それでも不安そうにしていたので、気紛らわしに軽いジョークを持ち掛ける。
「これはとある小説からの引用だが、日向。第二次世界大戦時の帝國陸軍では帝國海軍よりも上官の、部下へ向けた暴力や嫌がらせ、厳罰行為が少なかったという、何故だか分かるか?」
「………………」
日向は暫しの間、沈思黙考する。
「……いや、分からねぇ。で、答えは何なんだ?」
「部下から恨みを持たれてしまった上官はある日、戦場にて、背後から謎の銃撃を受けて死んでしまうらしい」
「怖ぇわッ!笑えねぇッ!」
とんだブラックジョークだった。
「よし!隊列は組めたね。

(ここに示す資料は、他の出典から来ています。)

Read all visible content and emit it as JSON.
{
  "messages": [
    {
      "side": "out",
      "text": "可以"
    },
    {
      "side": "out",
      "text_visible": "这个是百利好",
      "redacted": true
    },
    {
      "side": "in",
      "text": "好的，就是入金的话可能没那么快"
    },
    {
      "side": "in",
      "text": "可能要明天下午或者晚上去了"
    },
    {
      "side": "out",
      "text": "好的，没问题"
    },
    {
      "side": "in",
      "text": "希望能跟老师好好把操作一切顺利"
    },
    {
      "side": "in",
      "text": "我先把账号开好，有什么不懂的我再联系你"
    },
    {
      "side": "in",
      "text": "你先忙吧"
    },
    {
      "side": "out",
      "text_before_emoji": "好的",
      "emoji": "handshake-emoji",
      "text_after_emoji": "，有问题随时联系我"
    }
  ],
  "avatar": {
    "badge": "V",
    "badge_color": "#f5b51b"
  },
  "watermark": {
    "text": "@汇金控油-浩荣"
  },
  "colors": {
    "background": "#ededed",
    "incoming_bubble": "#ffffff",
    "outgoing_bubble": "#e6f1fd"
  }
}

早速迷宮区に入ろうと思うけど、その前に皆のレイド全体の士気を上げる意を込めて俺から一言言わせてほしい」
ディアベルは天高く拳を突き上げ、
「諸君!茅場の野郎に屈するなッ!何としてでもこのフロアボスを打ち倒し、はじまりの街で今尚恐懼する人々に希望を与えようッ!」
割れんばかりの声で叫ぶ。それが伝播したかのようにレイドメンバーの中からも鬨の声が上がった。